Rebecca Janisch

ICAMS, Ruhr-University Bochum, Germany

Hydrogen-enhanced decohesion at grain boundaries in ferritic steels –  insights from ab-initio data and its use in a coupled thermodynamics/continuum mechanics approach

Free atomic hydrogen severly limits the structural integrity of many metals and alloys used in engineering, such as iron, steel, and nickel alloys. At the same time, it is a candidate for an environmentally friendly, carbon free fuel. So the different interactions of H with metal and alloy structures, commonly referred to as hydrogen embrittlement (HE), are an active field of research.
Hydrogen embrittlement in high-strength ferritic steels is very sensitive to the amount of mobile hydrogen in the microstructure. Thus, reducing the amount of diffusing H is generally assumed to be beneficial w.r.t. preventing HE. Grain boundaries are some of the strongest traps -  however, they can also act as crack nucleation sites and/or crack paths. Even more so, since H, distributed along a grain boundary plane, weakens the cohesion across this plane. Thus, an understanding and predictive modeling of the dual role of grain boundaries in hydrogen enhanced decohesion (HEDE) in ferritic microstructures is essential.
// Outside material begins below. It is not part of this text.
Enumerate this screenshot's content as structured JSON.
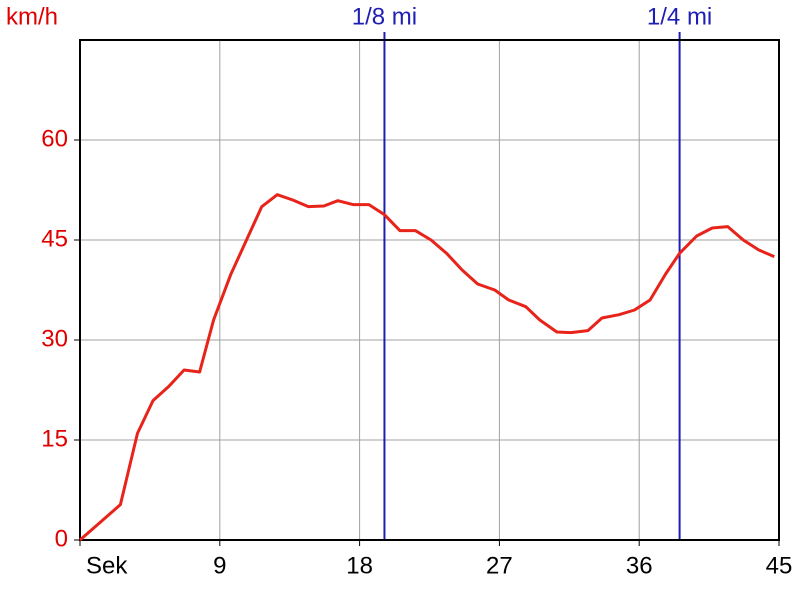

A thermodynamics/continuum mechanics framework to equilibrate the H chemical potential in a microstructure and to derive the resulting local H concentration at and cohesive strength of crystallographic bulk planes already exists. The relevant parameters for this model can be determined from ab-initio density functional theory calculations, providing a quantitative and consistent approach. Details will be introduced in the presentation. Furthermore, it will be discussed to what extent this approach can be transferred to grain boundaries of different structures.
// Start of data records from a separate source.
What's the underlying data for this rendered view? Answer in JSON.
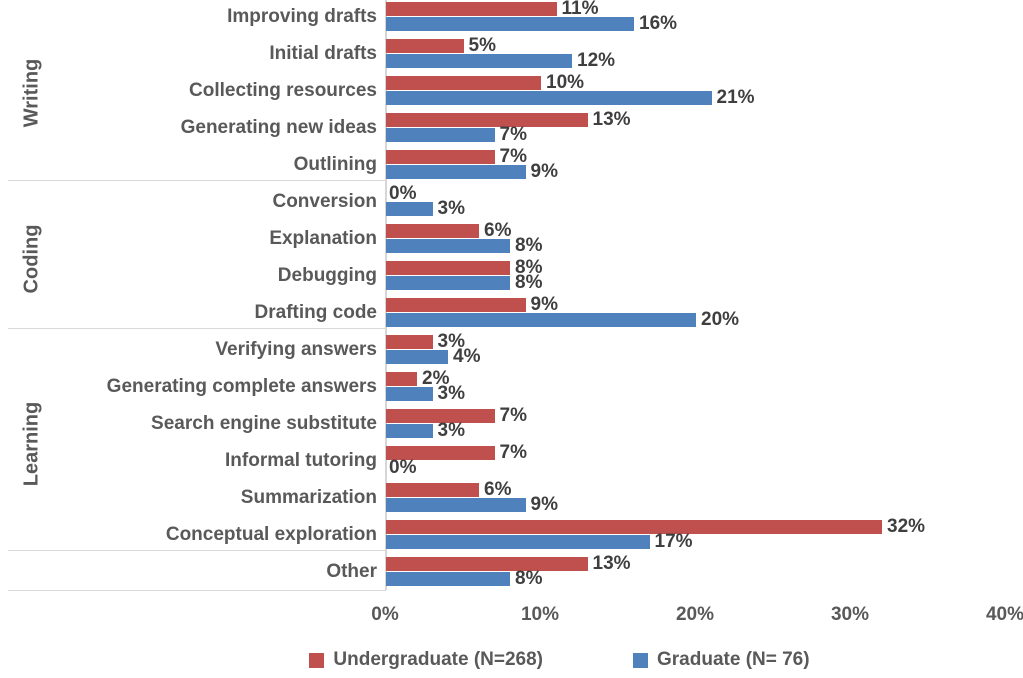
{
  "chart_data": {
    "type": "bar",
    "orientation": "horizontal",
    "title": "",
    "xlabel": "",
    "ylabel": "",
    "xlim": [
      0,
      40
    ],
    "x_ticks": [
      "0%",
      "10%",
      "20%",
      "30%",
      "40%"
    ],
    "x_tick_values": [
      0,
      10,
      20,
      30,
      40
    ],
    "grid": false,
    "legend_position": "bottom",
    "groups": [
      {
        "label": "Writing",
        "count": 5
      },
      {
        "label": "Coding",
        "count": 4
      },
      {
        "label": "Learning",
        "count": 6
      },
      {
        "label": "",
        "count": 1
      }
    ],
    "categories": [
      "Improving drafts",
      "Initial drafts",
      "Collecting resources",
      "Generating new ideas",
      "Outlining",
      "Conversion",
      "Explanation",
      "Debugging",
      "Drafting code",
      "Verifying answers",
      "Generating complete answers",
      "Search engine substitute",
      "Informal tutoring",
      "Summarization",
      "Conceptual exploration",
      "Other"
    ],
    "series": [
      {
        "name": "Undergraduate (N=268)",
        "key": "undergraduate",
        "color": "#C0504D",
        "values": [
          11,
          5,
          10,
          13,
          7,
          0,
          6,
          8,
          9,
          3,
          2,
          7,
          7,
          6,
          32,
          13
        ],
        "value_labels": [
          "11%",
          "5%",
          "10%",
          "13%",
          "7%",
          "0%",
          "6%",
          "8%",
          "9%",
          "3%",
          "2%",
          "7%",
          "7%",
          "6%",
          "32%",
          "13%"
        ]
      },
      {
        "name": "Graduate (N= 76)",
        "key": "graduate",
        "color": "#4F81BD",
        "values": [
          16,
          12,
          21,
          7,
          9,
          3,
          8,
          8,
          20,
          4,
          3,
          3,
          0,
          9,
          17,
          8
        ],
        "value_labels": [
          "16%",
          "12%",
          "21%",
          "7%",
          "9%",
          "3%",
          "8%",
          "8%",
          "20%",
          "4%",
          "3%",
          "3%",
          "0%",
          "9%",
          "17%",
          "8%"
        ]
      }
    ]
  },
  "colors": {
    "undergraduate": "#C0504D",
    "graduate": "#4F81BD",
    "axis_line": "#D6D6D6",
    "separator_line": "#D9D9D9",
    "category_text": "#595959",
    "value_text": "#3F3F3F"
  }
}
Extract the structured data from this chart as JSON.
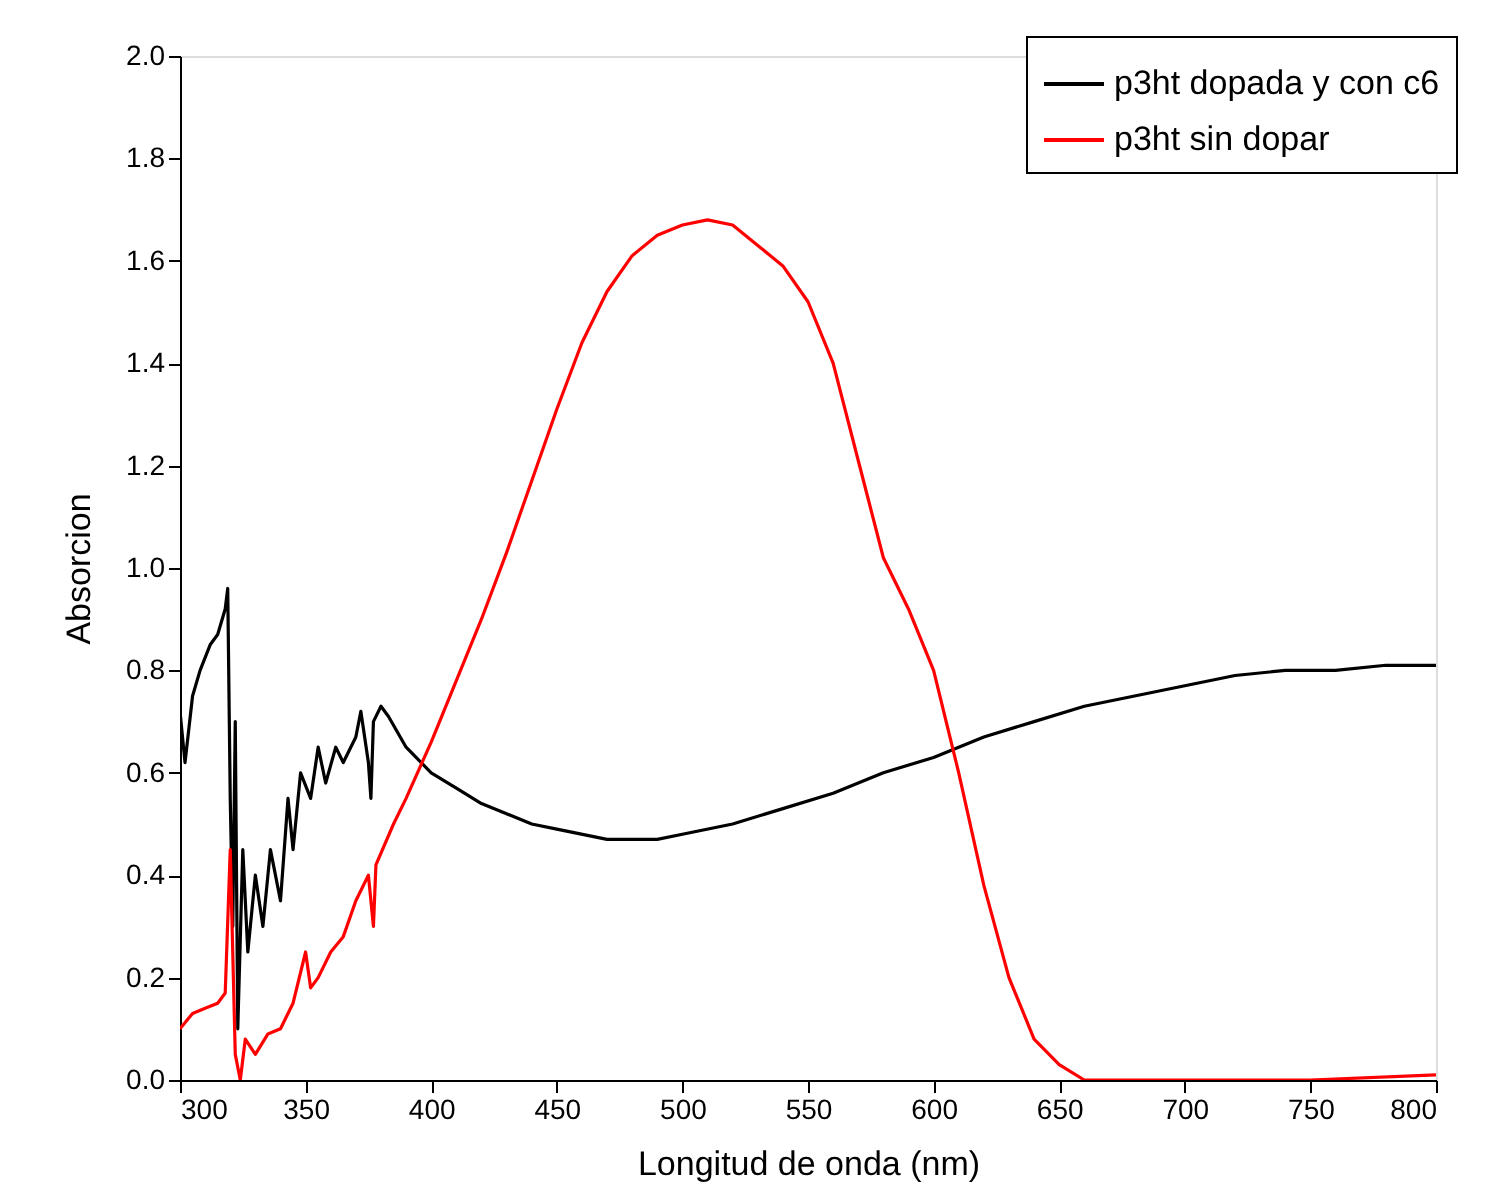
{
  "chart_data": {
    "type": "line",
    "xlabel": "Longitud de onda (nm)",
    "ylabel": "Absorcion",
    "xlim": [
      300,
      800
    ],
    "xticks": [
      300,
      350,
      400,
      450,
      500,
      550,
      600,
      650,
      700,
      750,
      800
    ],
    "ylim": [
      0,
      2
    ],
    "yticks": [
      {
        "value": 0,
        "label": "0.0"
      },
      0.2,
      0.4,
      0.6,
      0.8,
      {
        "value": 1,
        "label": "1.0"
      },
      1.2,
      1.4,
      1.6,
      1.8,
      {
        "value": 2,
        "label": "2.0"
      }
    ],
    "grid": false,
    "legend": "top right",
    "marker": "none",
    "line_style": "solid",
    "series": [
      {
        "name": "p3ht dopada y con c6",
        "color": "#000000",
        "x": [
          300,
          302,
          305,
          308,
          312,
          315,
          318,
          319,
          320,
          321,
          322,
          323,
          325,
          327,
          330,
          333,
          336,
          340,
          343,
          345,
          348,
          352,
          355,
          358,
          362,
          365,
          370,
          372,
          375,
          376,
          377,
          380,
          383,
          390,
          400,
          410,
          420,
          430,
          440,
          450,
          470,
          490,
          500,
          520,
          540,
          560,
          580,
          600,
          620,
          640,
          660,
          680,
          700,
          720,
          740,
          760,
          780,
          800
        ],
        "values": [
          0.72,
          0.62,
          0.75,
          0.8,
          0.85,
          0.87,
          0.92,
          0.96,
          0.55,
          0.3,
          0.7,
          0.1,
          0.45,
          0.25,
          0.4,
          0.3,
          0.45,
          0.35,
          0.55,
          0.45,
          0.6,
          0.55,
          0.65,
          0.58,
          0.65,
          0.62,
          0.67,
          0.72,
          0.62,
          0.55,
          0.7,
          0.73,
          0.71,
          0.65,
          0.6,
          0.57,
          0.54,
          0.52,
          0.5,
          0.49,
          0.47,
          0.47,
          0.48,
          0.5,
          0.53,
          0.56,
          0.6,
          0.63,
          0.67,
          0.7,
          0.73,
          0.75,
          0.77,
          0.79,
          0.8,
          0.8,
          0.81,
          0.81
        ]
      },
      {
        "name": "p3ht sin dopar",
        "color": "#ff0000",
        "x": [
          300,
          305,
          310,
          315,
          318,
          320,
          322,
          324,
          326,
          330,
          335,
          340,
          345,
          350,
          352,
          355,
          360,
          365,
          370,
          375,
          377,
          378,
          385,
          390,
          400,
          410,
          420,
          430,
          440,
          450,
          460,
          470,
          480,
          490,
          500,
          510,
          520,
          530,
          540,
          550,
          560,
          570,
          580,
          590,
          600,
          610,
          620,
          630,
          640,
          650,
          660,
          680,
          700,
          750,
          800
        ],
        "values": [
          0.1,
          0.13,
          0.14,
          0.15,
          0.17,
          0.45,
          0.05,
          0.0,
          0.08,
          0.05,
          0.09,
          0.1,
          0.15,
          0.25,
          0.18,
          0.2,
          0.25,
          0.28,
          0.35,
          0.4,
          0.3,
          0.42,
          0.5,
          0.55,
          0.66,
          0.78,
          0.9,
          1.03,
          1.17,
          1.31,
          1.44,
          1.54,
          1.61,
          1.65,
          1.67,
          1.68,
          1.67,
          1.63,
          1.59,
          1.52,
          1.4,
          1.21,
          1.02,
          0.92,
          0.8,
          0.6,
          0.38,
          0.2,
          0.08,
          0.03,
          0.0,
          0.0,
          0.0,
          0.0,
          0.01
        ]
      }
    ]
  }
}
Last not least, steel is a multicomponent alloy, and HEDE is not only sensitive to the local structure, but also the local chemistry. For instance, calculations of the segregation energies of mixed compositions indicate a competition of H and C for segregation sites at grain boundaries, and the HEDE mechanism could thus be understood as a reduction of the cohesion enhancing effect of C on the grain boundaries. The possibility to influence the segregation behaviour by additional alloying elements such as Cr, V, and Mn, will also be evaluated in the talk.